Rafael Nadal kept making a stand, kept coming back, kept showing he would not depart quietly from this US Open.
Facing a much younger, much-less-accomplished opponent, Nadal twice erased a set deficit. Then he staved off a trio of match points.
And then, more than four hours into the toughest test he’s put his left wrist through since returning from injury, Nadal faltered.
He missed a short forehand, pushing it into the net. Nadal knew what he’d done and covered his eyes with both hands. One point later, the match was over.
Nadal was upset in the fourth round by 24th-seeded Lucas Pouille of France 6-1 2-6 6-4 3-6 7-6 (8-6) on Sunday, prolonging the 14-time Grand Slam title winner’s quarter-final drought at major tournaments.
“Every point was great,” Pouille said in his on-court interview.
“It’s just never over until the last point. I was a break down in the fifth; I came back. And then 6-3 in the tiebreak, he came back,” Pouille said.
“It’s never done until the last point is over.”
This was Pouille’s third career victory in a five-setter – and all have come in his past three matches.
Since losing in last year’s French Open quarter-finals, Nadal has failed to make it beyond the fourth round at a major.
When it did end, Pouille dropped on his back, his tongue sticking out.

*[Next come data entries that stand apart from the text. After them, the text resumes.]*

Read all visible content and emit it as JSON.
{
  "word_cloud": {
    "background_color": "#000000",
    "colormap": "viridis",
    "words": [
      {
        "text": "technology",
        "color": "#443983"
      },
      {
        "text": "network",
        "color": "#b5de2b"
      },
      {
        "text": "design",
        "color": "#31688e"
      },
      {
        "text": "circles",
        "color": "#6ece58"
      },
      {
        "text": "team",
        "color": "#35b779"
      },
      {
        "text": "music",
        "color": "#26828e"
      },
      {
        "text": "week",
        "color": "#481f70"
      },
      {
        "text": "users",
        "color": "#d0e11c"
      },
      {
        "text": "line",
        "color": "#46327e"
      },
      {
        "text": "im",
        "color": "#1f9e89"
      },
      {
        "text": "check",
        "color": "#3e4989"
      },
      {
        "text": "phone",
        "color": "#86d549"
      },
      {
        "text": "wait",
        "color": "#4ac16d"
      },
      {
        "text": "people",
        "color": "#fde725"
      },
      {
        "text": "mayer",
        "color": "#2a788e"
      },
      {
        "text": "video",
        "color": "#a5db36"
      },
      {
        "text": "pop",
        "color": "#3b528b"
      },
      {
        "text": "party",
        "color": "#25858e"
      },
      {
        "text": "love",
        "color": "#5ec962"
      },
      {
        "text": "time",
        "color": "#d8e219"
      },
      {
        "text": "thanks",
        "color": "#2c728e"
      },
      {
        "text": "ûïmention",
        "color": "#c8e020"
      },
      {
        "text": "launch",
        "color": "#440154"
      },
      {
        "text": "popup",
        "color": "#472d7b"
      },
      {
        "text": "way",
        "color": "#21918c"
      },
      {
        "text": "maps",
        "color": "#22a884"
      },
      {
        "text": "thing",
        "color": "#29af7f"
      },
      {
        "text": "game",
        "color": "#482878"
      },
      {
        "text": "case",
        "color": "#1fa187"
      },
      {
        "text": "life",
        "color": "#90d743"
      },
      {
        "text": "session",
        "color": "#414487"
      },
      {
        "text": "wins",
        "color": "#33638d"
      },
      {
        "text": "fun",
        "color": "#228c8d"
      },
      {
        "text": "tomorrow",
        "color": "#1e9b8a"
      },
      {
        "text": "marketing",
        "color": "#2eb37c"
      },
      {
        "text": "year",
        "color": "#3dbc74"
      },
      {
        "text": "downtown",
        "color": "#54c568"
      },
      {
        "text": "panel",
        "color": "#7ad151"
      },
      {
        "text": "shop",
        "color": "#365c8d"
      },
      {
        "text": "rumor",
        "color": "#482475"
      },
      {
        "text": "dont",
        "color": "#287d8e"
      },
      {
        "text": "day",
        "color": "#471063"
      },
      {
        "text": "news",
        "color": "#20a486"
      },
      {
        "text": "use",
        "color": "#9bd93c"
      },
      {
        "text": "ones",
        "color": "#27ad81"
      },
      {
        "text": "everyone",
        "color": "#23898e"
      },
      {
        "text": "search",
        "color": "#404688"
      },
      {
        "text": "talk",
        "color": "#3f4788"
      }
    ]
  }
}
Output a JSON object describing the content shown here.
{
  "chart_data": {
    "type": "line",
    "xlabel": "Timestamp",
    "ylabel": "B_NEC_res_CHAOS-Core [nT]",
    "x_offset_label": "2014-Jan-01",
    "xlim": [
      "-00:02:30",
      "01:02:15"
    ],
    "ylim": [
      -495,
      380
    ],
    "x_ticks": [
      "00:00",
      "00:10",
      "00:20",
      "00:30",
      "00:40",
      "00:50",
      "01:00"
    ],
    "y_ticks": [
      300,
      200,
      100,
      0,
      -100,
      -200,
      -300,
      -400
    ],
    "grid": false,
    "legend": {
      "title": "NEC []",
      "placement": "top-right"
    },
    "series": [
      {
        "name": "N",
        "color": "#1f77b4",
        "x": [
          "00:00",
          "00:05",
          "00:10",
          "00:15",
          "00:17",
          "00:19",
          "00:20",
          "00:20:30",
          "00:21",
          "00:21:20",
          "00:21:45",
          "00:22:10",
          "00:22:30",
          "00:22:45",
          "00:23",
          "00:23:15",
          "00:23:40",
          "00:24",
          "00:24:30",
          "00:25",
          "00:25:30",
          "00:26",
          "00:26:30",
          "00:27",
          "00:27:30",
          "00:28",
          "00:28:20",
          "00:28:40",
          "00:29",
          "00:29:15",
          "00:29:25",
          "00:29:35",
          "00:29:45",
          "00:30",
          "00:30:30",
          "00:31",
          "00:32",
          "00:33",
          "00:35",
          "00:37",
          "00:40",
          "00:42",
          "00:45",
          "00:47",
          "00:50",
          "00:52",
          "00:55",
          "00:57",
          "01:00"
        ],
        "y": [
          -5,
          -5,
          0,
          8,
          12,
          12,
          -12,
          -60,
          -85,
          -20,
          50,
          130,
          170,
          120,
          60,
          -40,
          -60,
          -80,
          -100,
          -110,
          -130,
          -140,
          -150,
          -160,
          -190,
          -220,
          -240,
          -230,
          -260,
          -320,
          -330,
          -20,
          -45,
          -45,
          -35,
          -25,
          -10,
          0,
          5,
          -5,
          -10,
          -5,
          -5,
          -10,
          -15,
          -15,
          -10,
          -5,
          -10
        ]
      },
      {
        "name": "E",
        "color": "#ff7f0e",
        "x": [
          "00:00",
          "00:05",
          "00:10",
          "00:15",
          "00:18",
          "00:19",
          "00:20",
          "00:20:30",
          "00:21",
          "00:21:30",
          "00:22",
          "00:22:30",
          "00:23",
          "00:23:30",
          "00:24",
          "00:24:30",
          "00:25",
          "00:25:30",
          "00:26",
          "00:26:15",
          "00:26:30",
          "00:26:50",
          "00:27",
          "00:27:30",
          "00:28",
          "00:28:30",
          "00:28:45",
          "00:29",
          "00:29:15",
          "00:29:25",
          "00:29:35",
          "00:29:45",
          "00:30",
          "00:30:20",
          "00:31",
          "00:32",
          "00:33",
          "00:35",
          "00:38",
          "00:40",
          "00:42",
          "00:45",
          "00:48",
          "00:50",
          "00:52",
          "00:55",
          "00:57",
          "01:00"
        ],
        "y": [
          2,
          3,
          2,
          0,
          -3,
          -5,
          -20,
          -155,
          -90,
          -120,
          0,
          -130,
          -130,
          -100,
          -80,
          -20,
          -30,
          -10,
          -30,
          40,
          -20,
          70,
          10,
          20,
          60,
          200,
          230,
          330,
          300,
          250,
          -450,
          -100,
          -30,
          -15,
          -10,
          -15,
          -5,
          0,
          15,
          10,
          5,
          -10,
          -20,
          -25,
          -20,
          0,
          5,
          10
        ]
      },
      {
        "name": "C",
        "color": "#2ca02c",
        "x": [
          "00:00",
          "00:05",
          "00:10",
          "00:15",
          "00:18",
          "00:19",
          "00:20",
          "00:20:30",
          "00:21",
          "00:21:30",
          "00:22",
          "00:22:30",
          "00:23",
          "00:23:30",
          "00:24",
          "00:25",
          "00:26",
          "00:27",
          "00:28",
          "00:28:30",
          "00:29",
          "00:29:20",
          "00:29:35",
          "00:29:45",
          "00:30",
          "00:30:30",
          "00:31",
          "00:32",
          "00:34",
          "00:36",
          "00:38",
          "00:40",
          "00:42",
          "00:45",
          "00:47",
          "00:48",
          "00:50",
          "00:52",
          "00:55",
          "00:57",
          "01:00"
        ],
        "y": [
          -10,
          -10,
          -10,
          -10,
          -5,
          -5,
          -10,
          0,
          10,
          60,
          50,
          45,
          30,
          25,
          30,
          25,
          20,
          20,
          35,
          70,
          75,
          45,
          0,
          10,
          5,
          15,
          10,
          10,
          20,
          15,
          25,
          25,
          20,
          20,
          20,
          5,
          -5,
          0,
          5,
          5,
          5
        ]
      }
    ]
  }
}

As he rose with eyes wide open – and tongue still wagging – 1983 French Open champion Yannick Noah of France, whose son Joakim recently joined the New York Knicks, spread around high-fives in the stands.
Pouille was joined in the quarter-finals by a pair of countrymen, No. 9 Jo-Wilfried Tsonga and No.10 Gael Monfils, giving France three members of the men’s quarter-finals at the American Grand Slam tournament for the first time in 89 years.
He will face Monfils, a 6-3 6-2 6-3 winner over 2006 Australian Open runner-up Marcos Baghdatis, who received a warning for unsportsmanlike conduct for using his cellphone during a second-set changeover.
Baghdatis defended himself to the chair umpire by asking whether it was against the rules to check the time; later, speaking to a handful of reporters, he said he was trying to message his wife.
The other quarter-final on that side of the draw will feature Tsonga against No.1 Novak Djokovic or 84th-ranked Kyle Edmund of Britain.
Tsonga got there by eliminating the last US man in the field, No.26 Jack Sock, 6-3 6-3 6-7 (9-7) 6-2.